If you would have liked to have signed the letter but we didn't get round to asking you, sorry, but you can add your name now on this thread :)
http://news.tes.co.uk/b/opinion/2014/07 ... ay-39.aspx
A group of leading teachers, educationalists and campaigners, including the Reading Reform Committee, writes:
Dear secretary of state:
The recent open letter from "a coalition of leading educationalists" calls for the Year 1 phonics screening check to be abolished. We strongly disagree.
We believe the check is helping to remedy a situation which is longstanding and unsatisfactory. Too many children struggle with reading and writing because phonics has been under-emphasised. They have been led to believe that they should learn many words as unanalysed wholes or guess them using cues from pictures or context – strategies which fail as texts become harder.
We agree that readers sometimes need context in order to know, for example, whether “row” rhymes with “cow” or with “crow”, but such words are infrequent in normal text and good readers use context to supplement letter-sound knowledge, not as a substitute for it. If “row”-type words occurred in the check, either pronunciation would surely be accepted.

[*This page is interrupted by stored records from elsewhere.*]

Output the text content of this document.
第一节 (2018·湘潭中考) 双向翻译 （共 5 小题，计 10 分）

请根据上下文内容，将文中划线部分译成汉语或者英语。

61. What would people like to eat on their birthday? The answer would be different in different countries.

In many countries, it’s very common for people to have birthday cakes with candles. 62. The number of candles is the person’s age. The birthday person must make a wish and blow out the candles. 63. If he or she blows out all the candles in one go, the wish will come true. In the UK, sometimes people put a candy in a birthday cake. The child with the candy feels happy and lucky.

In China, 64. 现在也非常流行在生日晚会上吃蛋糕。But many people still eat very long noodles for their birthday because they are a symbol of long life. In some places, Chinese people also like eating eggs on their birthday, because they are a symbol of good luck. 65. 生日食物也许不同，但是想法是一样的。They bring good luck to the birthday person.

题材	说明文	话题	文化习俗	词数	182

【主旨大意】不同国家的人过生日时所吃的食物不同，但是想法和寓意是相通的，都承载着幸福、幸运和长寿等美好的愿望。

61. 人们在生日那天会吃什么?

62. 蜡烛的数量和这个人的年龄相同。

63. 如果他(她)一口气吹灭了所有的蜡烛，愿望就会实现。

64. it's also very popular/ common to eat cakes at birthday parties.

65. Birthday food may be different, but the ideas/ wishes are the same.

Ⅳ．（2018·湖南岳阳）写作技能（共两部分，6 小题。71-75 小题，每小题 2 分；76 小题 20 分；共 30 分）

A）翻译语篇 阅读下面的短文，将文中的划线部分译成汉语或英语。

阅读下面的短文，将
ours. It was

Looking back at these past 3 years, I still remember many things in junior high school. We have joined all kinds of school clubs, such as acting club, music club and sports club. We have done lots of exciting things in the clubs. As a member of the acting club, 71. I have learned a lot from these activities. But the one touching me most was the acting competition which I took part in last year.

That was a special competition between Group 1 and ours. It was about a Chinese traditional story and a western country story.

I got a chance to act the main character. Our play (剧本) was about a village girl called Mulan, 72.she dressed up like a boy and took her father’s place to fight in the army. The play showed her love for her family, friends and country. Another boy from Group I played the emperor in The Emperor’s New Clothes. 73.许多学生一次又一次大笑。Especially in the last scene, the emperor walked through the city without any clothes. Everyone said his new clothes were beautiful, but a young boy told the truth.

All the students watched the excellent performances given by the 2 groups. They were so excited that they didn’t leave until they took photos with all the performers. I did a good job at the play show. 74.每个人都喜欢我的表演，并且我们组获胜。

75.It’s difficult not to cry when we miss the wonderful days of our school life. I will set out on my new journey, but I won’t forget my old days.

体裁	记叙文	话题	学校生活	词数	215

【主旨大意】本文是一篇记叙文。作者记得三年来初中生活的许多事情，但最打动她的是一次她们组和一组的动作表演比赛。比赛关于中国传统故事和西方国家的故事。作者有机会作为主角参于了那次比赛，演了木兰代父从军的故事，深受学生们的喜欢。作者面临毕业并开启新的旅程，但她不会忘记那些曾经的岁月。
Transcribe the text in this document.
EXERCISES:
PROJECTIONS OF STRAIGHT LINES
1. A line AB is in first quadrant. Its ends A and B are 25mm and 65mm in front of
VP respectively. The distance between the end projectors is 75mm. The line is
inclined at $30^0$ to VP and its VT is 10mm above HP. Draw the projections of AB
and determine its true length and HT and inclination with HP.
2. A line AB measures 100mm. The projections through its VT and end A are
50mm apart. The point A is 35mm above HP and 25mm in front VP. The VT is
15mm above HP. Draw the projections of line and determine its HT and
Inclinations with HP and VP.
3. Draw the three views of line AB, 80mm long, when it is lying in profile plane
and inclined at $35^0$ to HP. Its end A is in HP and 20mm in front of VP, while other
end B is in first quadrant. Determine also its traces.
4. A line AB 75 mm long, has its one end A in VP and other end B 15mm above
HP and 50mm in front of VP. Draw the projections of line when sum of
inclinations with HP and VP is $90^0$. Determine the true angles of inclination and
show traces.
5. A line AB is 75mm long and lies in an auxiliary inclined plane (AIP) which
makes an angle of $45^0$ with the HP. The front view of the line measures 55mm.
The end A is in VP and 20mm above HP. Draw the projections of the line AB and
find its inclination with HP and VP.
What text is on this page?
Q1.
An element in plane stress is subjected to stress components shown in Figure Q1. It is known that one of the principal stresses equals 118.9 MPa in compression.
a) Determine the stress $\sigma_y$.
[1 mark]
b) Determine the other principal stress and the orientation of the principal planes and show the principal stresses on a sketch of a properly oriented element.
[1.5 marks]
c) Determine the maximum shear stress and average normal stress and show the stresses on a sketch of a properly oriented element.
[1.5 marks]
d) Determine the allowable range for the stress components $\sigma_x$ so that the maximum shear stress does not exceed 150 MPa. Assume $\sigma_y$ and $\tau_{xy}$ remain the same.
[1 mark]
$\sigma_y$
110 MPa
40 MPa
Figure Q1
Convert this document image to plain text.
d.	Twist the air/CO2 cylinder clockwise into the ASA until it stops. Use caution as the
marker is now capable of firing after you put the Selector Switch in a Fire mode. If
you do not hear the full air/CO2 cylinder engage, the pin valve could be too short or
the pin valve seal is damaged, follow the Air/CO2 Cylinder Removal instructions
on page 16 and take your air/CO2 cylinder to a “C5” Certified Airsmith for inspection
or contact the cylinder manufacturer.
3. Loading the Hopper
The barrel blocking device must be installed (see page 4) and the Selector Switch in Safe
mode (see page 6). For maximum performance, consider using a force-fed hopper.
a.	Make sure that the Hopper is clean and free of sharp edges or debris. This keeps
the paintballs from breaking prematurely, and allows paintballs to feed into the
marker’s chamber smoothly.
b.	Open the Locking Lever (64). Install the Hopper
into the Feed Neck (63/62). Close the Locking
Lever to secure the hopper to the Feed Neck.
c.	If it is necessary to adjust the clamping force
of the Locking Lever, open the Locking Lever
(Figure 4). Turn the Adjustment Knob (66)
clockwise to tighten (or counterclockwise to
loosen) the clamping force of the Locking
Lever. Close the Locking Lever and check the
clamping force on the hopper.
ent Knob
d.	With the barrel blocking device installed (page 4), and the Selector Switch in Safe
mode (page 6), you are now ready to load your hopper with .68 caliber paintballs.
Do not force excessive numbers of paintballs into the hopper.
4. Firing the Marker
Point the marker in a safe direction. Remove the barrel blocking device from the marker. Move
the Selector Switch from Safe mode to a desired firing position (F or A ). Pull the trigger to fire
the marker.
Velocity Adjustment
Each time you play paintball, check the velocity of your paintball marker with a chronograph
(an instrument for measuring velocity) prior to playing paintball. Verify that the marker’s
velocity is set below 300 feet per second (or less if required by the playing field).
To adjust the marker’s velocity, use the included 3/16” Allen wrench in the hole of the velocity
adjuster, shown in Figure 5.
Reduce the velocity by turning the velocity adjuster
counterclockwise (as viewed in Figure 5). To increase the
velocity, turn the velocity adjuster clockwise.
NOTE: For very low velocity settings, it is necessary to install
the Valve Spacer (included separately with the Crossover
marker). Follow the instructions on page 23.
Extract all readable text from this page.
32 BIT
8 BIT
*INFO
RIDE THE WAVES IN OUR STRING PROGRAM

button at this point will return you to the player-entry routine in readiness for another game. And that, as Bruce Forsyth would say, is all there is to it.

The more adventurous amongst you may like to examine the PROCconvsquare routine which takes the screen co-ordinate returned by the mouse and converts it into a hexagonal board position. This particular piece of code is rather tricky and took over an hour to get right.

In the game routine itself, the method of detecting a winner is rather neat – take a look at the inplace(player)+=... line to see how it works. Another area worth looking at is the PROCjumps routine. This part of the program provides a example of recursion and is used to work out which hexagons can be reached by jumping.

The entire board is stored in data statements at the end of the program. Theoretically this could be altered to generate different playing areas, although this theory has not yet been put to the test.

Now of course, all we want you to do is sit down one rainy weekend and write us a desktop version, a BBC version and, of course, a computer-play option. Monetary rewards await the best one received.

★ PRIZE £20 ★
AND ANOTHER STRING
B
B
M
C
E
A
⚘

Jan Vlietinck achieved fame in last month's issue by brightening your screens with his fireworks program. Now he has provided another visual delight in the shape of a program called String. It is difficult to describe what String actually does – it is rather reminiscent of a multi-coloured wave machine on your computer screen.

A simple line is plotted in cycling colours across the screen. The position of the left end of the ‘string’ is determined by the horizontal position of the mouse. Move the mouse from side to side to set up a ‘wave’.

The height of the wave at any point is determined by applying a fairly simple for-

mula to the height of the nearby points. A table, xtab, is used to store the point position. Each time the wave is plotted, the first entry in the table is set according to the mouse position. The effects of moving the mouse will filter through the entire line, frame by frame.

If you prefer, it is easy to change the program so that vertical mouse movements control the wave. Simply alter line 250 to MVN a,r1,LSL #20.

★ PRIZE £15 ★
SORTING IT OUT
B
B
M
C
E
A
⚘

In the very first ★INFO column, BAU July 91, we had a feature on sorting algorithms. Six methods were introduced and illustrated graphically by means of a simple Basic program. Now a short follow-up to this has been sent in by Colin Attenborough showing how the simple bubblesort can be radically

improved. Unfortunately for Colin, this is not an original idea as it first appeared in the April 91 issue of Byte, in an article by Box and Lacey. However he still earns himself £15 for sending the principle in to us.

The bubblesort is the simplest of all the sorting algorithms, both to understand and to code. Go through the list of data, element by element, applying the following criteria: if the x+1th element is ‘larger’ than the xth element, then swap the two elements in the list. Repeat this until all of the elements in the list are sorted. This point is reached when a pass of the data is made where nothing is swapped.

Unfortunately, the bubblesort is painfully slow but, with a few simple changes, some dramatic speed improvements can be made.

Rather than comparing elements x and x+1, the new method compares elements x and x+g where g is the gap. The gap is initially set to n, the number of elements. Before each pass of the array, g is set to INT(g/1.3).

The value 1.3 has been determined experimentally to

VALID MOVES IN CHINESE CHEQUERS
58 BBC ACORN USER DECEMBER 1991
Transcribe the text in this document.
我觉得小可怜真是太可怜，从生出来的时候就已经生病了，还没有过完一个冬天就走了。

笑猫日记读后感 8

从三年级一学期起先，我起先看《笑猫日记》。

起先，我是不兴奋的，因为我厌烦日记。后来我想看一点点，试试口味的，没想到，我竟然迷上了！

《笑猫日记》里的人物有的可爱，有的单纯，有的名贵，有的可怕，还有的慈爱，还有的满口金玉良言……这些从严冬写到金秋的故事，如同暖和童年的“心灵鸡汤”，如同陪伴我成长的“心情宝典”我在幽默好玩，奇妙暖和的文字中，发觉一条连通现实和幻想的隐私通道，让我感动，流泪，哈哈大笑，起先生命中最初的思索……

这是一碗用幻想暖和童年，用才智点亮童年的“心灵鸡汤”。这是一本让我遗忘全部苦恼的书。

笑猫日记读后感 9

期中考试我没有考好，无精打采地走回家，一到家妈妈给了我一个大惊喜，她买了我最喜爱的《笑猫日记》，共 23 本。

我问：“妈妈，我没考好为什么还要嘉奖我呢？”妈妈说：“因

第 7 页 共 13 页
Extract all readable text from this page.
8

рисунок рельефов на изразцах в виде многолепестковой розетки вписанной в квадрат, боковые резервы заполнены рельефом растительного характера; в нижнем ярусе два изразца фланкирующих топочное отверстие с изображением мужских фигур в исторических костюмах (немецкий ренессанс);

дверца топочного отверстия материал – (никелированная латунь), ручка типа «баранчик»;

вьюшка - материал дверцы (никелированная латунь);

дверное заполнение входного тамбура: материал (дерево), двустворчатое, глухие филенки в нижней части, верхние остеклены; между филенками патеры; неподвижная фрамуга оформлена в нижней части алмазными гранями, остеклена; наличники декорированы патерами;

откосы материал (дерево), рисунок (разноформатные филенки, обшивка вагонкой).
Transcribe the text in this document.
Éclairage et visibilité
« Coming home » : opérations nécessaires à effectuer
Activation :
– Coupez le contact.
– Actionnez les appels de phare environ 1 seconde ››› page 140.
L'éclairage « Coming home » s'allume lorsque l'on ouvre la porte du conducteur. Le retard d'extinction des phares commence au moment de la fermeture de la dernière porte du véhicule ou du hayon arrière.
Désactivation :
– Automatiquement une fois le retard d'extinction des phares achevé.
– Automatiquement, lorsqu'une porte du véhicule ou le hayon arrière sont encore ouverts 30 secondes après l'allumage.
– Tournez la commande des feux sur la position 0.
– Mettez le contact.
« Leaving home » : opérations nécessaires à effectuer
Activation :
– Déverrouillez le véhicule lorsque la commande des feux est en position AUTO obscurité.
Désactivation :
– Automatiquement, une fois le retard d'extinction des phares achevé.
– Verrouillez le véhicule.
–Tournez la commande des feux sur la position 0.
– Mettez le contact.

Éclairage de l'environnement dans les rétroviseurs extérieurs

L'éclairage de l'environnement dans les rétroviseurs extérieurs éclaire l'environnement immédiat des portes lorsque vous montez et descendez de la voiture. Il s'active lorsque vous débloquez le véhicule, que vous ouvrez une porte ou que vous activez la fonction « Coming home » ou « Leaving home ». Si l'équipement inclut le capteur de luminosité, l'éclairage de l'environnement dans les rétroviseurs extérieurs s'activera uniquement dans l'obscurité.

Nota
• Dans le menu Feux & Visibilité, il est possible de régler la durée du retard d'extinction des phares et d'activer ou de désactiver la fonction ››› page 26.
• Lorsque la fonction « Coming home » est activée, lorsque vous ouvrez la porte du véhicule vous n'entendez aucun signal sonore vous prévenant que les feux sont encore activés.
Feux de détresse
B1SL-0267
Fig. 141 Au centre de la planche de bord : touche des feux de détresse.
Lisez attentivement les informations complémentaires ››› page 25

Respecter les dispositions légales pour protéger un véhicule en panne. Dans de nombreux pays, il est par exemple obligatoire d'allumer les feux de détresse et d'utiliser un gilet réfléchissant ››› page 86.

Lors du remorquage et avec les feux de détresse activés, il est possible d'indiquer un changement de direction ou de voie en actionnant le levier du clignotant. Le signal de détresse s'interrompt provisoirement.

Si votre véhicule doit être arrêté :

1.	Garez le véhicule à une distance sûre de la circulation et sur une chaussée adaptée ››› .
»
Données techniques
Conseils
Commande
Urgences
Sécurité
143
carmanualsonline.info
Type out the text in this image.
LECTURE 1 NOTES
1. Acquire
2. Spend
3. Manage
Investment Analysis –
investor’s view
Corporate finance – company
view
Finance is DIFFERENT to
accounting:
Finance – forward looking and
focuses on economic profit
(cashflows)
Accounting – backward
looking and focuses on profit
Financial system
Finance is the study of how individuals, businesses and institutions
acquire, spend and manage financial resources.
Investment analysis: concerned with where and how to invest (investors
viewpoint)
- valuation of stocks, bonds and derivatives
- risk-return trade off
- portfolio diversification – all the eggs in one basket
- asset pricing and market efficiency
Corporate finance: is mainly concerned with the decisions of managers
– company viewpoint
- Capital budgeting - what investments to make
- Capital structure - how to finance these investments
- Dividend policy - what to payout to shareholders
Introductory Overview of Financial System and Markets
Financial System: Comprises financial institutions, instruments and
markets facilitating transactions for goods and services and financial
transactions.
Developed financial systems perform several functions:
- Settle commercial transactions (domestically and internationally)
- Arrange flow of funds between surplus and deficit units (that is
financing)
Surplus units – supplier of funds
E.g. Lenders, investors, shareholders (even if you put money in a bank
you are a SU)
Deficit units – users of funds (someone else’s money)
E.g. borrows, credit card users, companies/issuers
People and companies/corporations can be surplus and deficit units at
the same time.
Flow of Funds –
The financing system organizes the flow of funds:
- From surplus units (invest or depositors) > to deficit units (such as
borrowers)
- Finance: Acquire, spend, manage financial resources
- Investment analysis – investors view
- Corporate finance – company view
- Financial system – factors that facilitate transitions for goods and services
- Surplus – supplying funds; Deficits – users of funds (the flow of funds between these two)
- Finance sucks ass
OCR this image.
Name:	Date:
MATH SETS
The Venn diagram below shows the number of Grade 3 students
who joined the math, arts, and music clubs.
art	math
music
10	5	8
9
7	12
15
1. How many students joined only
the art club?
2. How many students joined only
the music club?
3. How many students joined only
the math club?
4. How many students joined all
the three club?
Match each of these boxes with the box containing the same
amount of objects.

But have many occurred so far?
Surveys conducted by the United Kingdom Literacy Association and the National Association for the Teaching of English may suggest that the check is undermining the confidence of good readers, but experienced teachers of decoding do not find this, or that their pupils often turn pseudowords into real words, such as “proom” into “groom”.
The “leading educationalists” are also concerned about evidence from the National Foundation for Educational Research (NFER) that many schools are now giving children practice in reading pseudowords. The NFER report does not say that this is happening at the expense of practice in decoding real unfamiliar words, however.
We agree that teachers should not spend a lot of time on pseudowords, but some limited practice can help children to be confident about tackling unfamiliar words in their reading of texts. Moreover, researchers recognise the value of pseudowords for assessment purposes, and the check is an assessment tool.
It is claimed the phonics check “is negatively impacting on how reading is taught”. Since it was introduced in 2012, however, results have improved not only in the check itself but also in the national key stage 1 assessment of comprehension and writing (not isolated word reading) completed a year later. This does not seem like evidence of a negative impact.
It is claimed, too, that “teachers of early reading can assess whether 6-year-olds can ‘decode’ in a few seconds, at no extra cost, by listening to them read aloud from an appropriate text”. This kind of assessment is also important, but it surely takes more than a few seconds and there are no agreed criteria for what is appropriate in terms of unfamiliarity and difficulty.
We support the Year 1 phonics check, the provision of extra help for children who do not reach the threshold and the re-check for those children in Year 2.